I am planing on running this on AWS.I realized that I can use ElasticBeanTalk to deploy my RestAPI module.(Spring Boot JAR with embedded tomcat)
I am thinking how to architect the "Scalable Parallelized Algorithm" component.Here are some design details about this:
- This consist of couple of Nodes which share the same data stored on S3.
- Each node perform the "algorithm" on a chunk of S3 data.One node works as master node and rest of the nodes send the partial result to this node.(embarrassingly parallel,master-slave paradigm).Master node get invoked by the RestAPI layer.
- A "Node" is a Spring Boot application which communicates with other nodes through HTTP.
- Number of "Nodes" is dynamic ,which means I should be able to manually add a new Node depend on the increasing data size of S3.
- There is a "Node Registry" on Redis which contains IPs of all the nodes.Each node register itself , and use the list of IPs in the registry to communicate with each other.
My questions:
1) Shall I use EC2 to deploy "Nodes" or can I use ElasticBeanStalk to deploy these nodes as well.I know with EC2 I can manage the number of nodes depend on the size of S3 data, but is it possible to do this with ElasticBeanStalk?
2) Can I use
Inet4Address.getLocalHost().getHostAddress()
to get the IP of the each Node ? Do EC2 instances have more than one IP ? This IP should be allow the RestAPI Layer to communicate with the "master" Node.

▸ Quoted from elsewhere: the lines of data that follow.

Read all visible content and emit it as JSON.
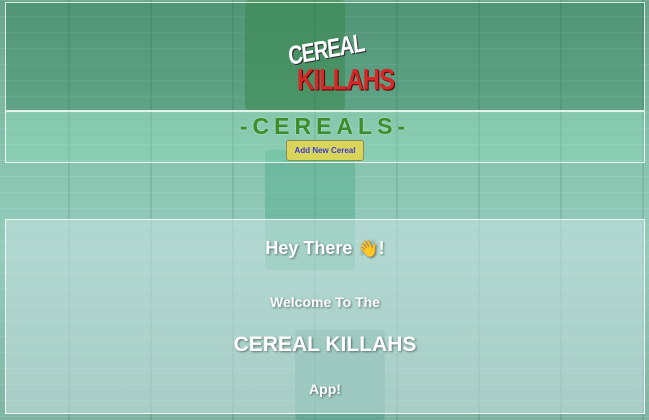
{
  "header": {
    "logo_line1": "CEREAL",
    "logo_line2": "KILLAHS"
  },
  "cereals_bar": {
    "title": "-CEREALS-",
    "add_button_label": "Add New Cereal"
  },
  "welcome": {
    "greeting": "Hey There",
    "greeting_emoji": "👋",
    "greeting_end": "!",
    "line1": "Welcome To The",
    "app_name": "CEREAL KILLAHS",
    "line3": "App!"
  },
  "colors": {
    "accent_green": "#3a8f2a",
    "logo_red": "#d62828",
    "button_yellow": "#d9d45a",
    "button_text": "#3b3bd6"
  }
}
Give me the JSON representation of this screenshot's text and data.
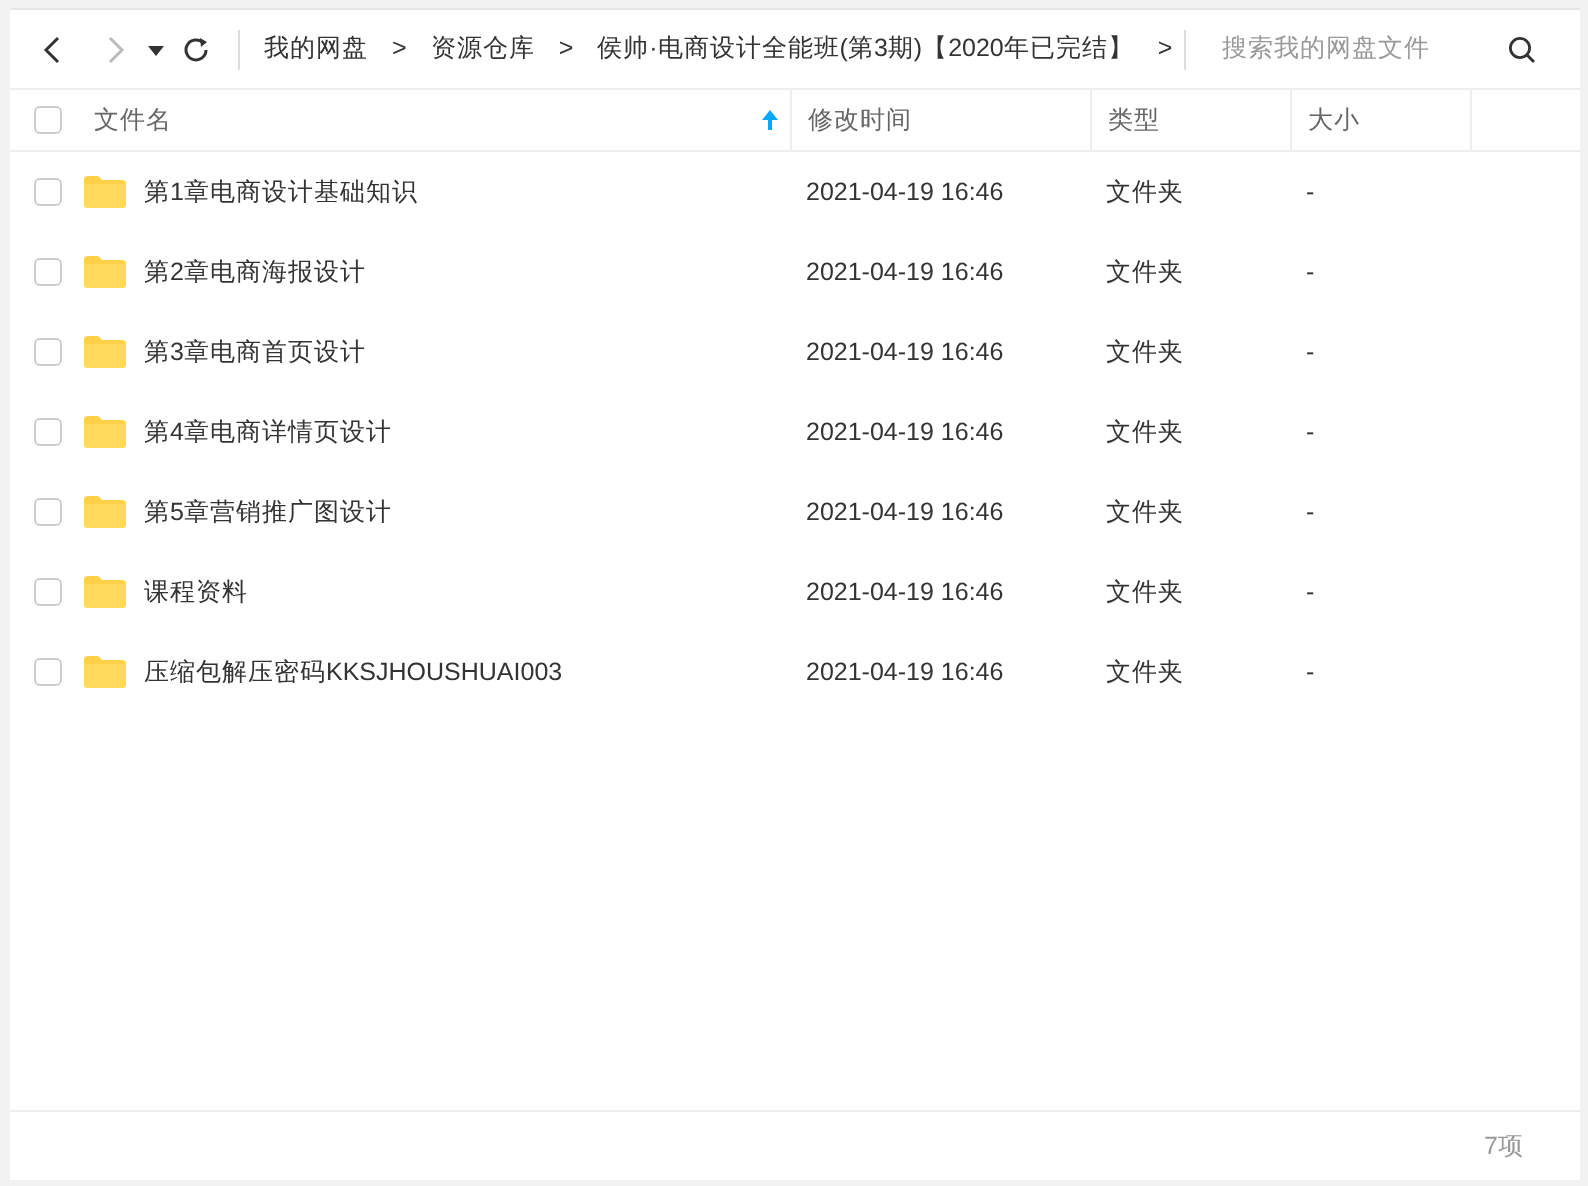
{
  "toolbar": {
    "back": {
      "disabled": false
    },
    "forward": {
      "disabled": true
    },
    "breadcrumb": [
      {
        "label": "我的网盘",
        "separator": ">"
      },
      {
        "label": "资源仓库",
        "separator": ">"
      },
      {
        "label": "侯帅·电商设计全能班(第3期)【2020年已完结】",
        "separator": ">"
      }
    ],
    "search": {
      "placeholder": "搜索我的网盘文件"
    }
  },
  "table": {
    "select_all": {
      "checked": false
    },
    "columns": [
      {
        "label": "文件名",
        "sorted": true
      },
      {
        "label": "修改时间",
        "sorted": false
      },
      {
        "label": "类型",
        "sorted": false
      },
      {
        "label": "大小",
        "sorted": false
      }
    ],
    "rows": [
      {
        "name": "第1章电商设计基础知识",
        "modified": "2021-04-19 16:46",
        "type": "文件夹",
        "size": "-",
        "checked": false
      },
      {
        "name": "第2章电商海报设计",
        "modified": "2021-04-19 16:46",
        "type": "文件夹",
        "size": "-",
        "checked": false
      },
      {
        "name": "第3章电商首页设计",
        "modified": "2021-04-19 16:46",
        "type": "文件夹",
        "size": "-",
        "checked": false
      },
      {
        "name": "第4章电商详情页设计",
        "modified": "2021-04-19 16:46",
        "type": "文件夹",
        "size": "-",
        "checked": false
      },
      {
        "name": "第5章营销推广图设计",
        "modified": "2021-04-19 16:46",
        "type": "文件夹",
        "size": "-",
        "checked": false
      },
      {
        "name": "课程资料",
        "modified": "2021-04-19 16:46",
        "type": "文件夹",
        "size": "-",
        "checked": false
      },
      {
        "name": "压缩包解压密码KKSJHOUSHUAI003",
        "modified": "2021-04-19 16:46",
        "type": "文件夹",
        "size": "-",
        "checked": false
      }
    ]
  },
  "status_bar": {
    "count": "7项"
  }
}
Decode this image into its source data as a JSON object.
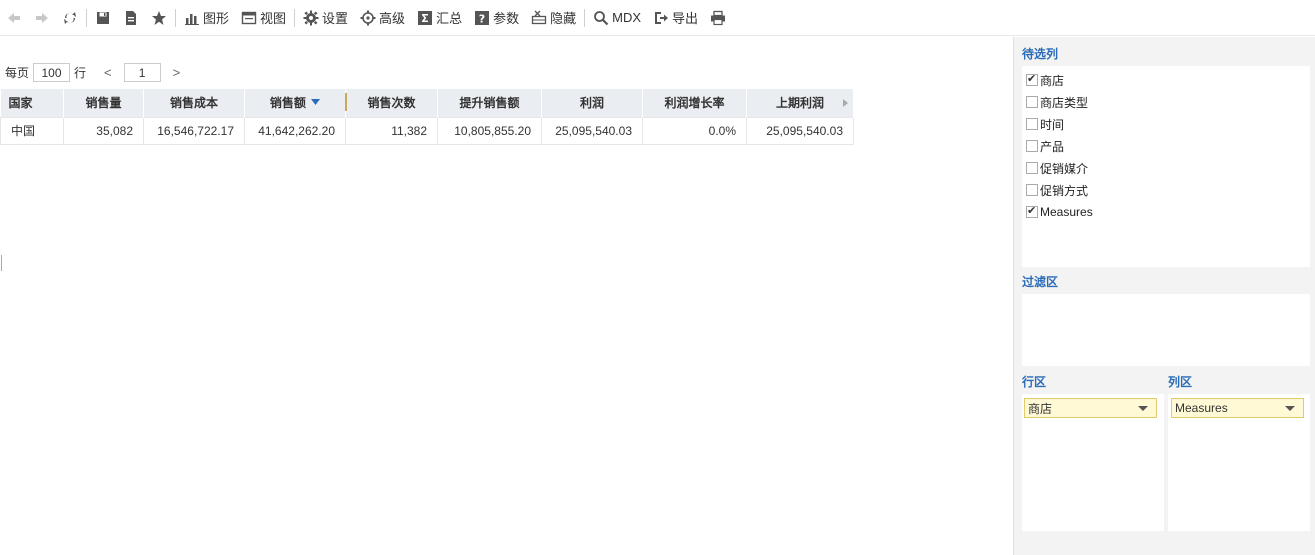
{
  "toolbar": {
    "chart_label": "图形",
    "view_label": "视图",
    "settings_label": "设置",
    "advanced_label": "高级",
    "summary_label": "汇总",
    "params_label": "参数",
    "hide_label": "隐藏",
    "mdx_label": "MDX",
    "export_label": "导出"
  },
  "pager": {
    "per_page_label": "每页",
    "page_size": "100",
    "rows_label": "行",
    "prev": "<",
    "page": "1",
    "next": ">"
  },
  "table": {
    "headers": [
      "国家",
      "销售量",
      "销售成本",
      "销售额",
      "销售次数",
      "提升销售额",
      "利润",
      "利润增长率",
      "上期利润"
    ],
    "rows": [
      [
        "中国",
        "35,082",
        "16,546,722.17",
        "41,642,262.20",
        "11,382",
        "10,805,855.20",
        "25,095,540.03",
        "0.0%",
        "25,095,540.03"
      ]
    ]
  },
  "panel": {
    "available_title": "待选列",
    "fields": [
      {
        "label": "商店",
        "checked": true
      },
      {
        "label": "商店类型",
        "checked": false
      },
      {
        "label": "时间",
        "checked": false
      },
      {
        "label": "产品",
        "checked": false
      },
      {
        "label": "促销媒介",
        "checked": false
      },
      {
        "label": "促销方式",
        "checked": false
      },
      {
        "label": "Measures",
        "checked": true
      }
    ],
    "filter_title": "过滤区",
    "row_title": "行区",
    "col_title": "列区",
    "row_item": "商店",
    "col_item": "Measures"
  },
  "colors": {
    "accent": "#2b6cb8",
    "header_bg": "#eaedf1",
    "chip_bg": "#fff9d6",
    "chip_border": "#e3cb69"
  }
}
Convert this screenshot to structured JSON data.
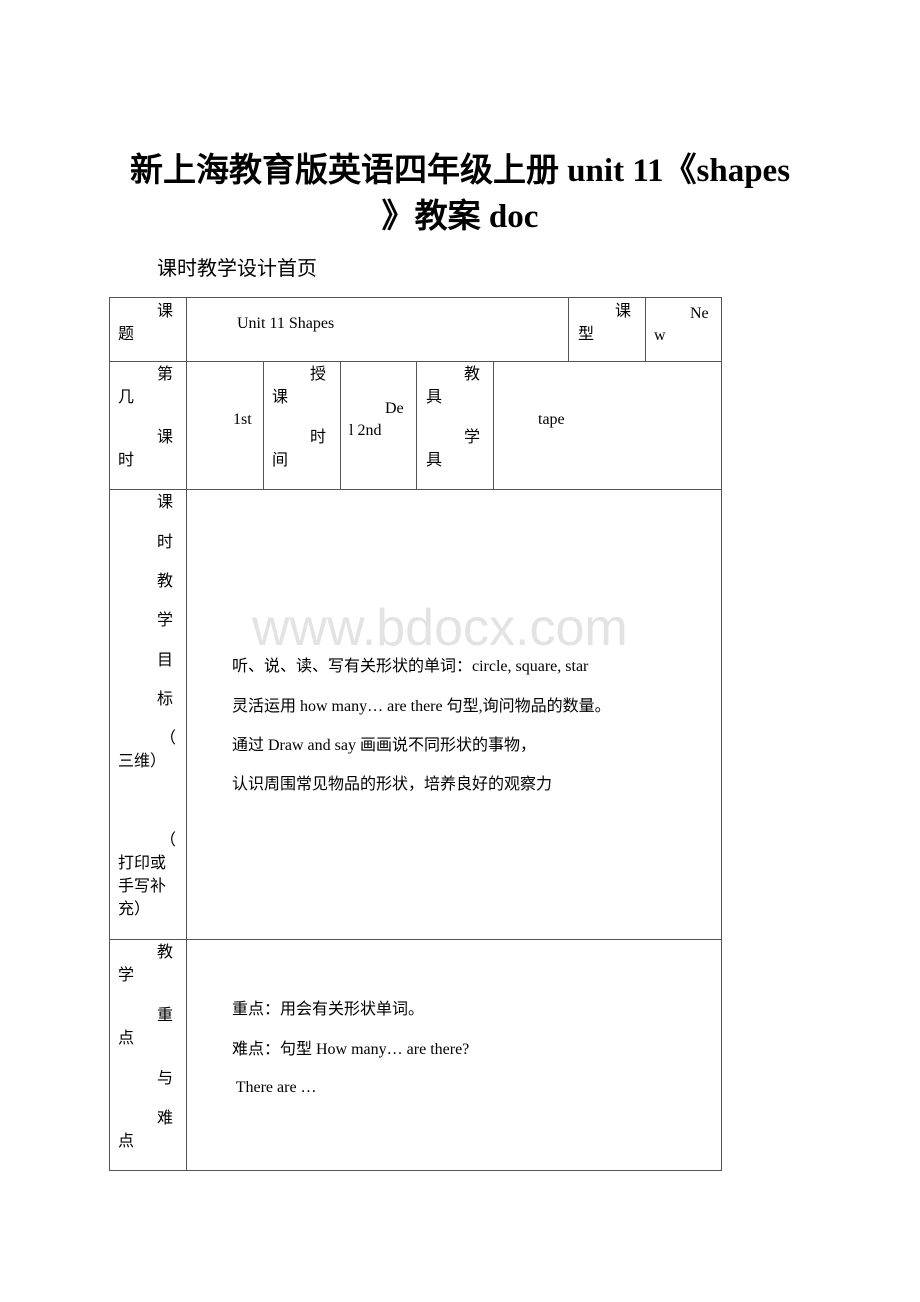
{
  "document": {
    "title_line1": "新上海教育版英语四年级上册 unit 11《shapes",
    "title_line2": "》教案 doc",
    "subtitle": "课时教学设计首页",
    "watermark": "www.bdocx.com"
  },
  "table": {
    "row1": {
      "label_a": "课",
      "label_b": "题",
      "topic": "Unit 11 Shapes",
      "type_label_a": "课",
      "type_label_b": "型",
      "type_value_a": "Ne",
      "type_value_b": "w"
    },
    "row2": {
      "lesson_label": [
        "第",
        "几",
        "课",
        "时"
      ],
      "lesson_value": "1st",
      "time_label": [
        "授",
        "课",
        "时",
        "间"
      ],
      "time_value_a": "De",
      "time_value_b": "l 2nd",
      "tools_label": [
        "教",
        "具",
        "学",
        "具"
      ],
      "tools_value": "tape"
    },
    "row3": {
      "label_chars": [
        "课",
        "时",
        "教",
        "学",
        "目",
        "标"
      ],
      "label_paren1_open": "（",
      "label_paren1_text": "三维）",
      "label_paren2_open": "（",
      "label_paren2_lines": [
        "打印或",
        "手写补",
        "充）"
      ],
      "objectives": [
        "听、说、读、写有关形状的单词：circle, square, star",
        "灵活运用 how many… are there 句型,询问物品的数量。",
        "通过 Draw and say 画画说不同形状的事物，",
        "认识周围常见物品的形状，培养良好的观察力"
      ]
    },
    "row4": {
      "label_chars": [
        "教",
        "学",
        "重",
        "点",
        "与",
        "难",
        "点"
      ],
      "points": [
        "重点：用会有关形状单词。",
        "难点：句型 How many… are there?",
        " There are …"
      ]
    }
  }
}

3) Whats the component I should use expose my RestAPI layer to the external world ? But I dont want to expose my "Nodes".
Update : I cant use MapReduce since the nodes have state. ie, During initialization , each Node read its chunk of data from S3 and create the "vector space" in memory.This a time consuming process , so thats why this should be stored in memory.Also this system need near-real-time response , cannot use a "batch" system like MR.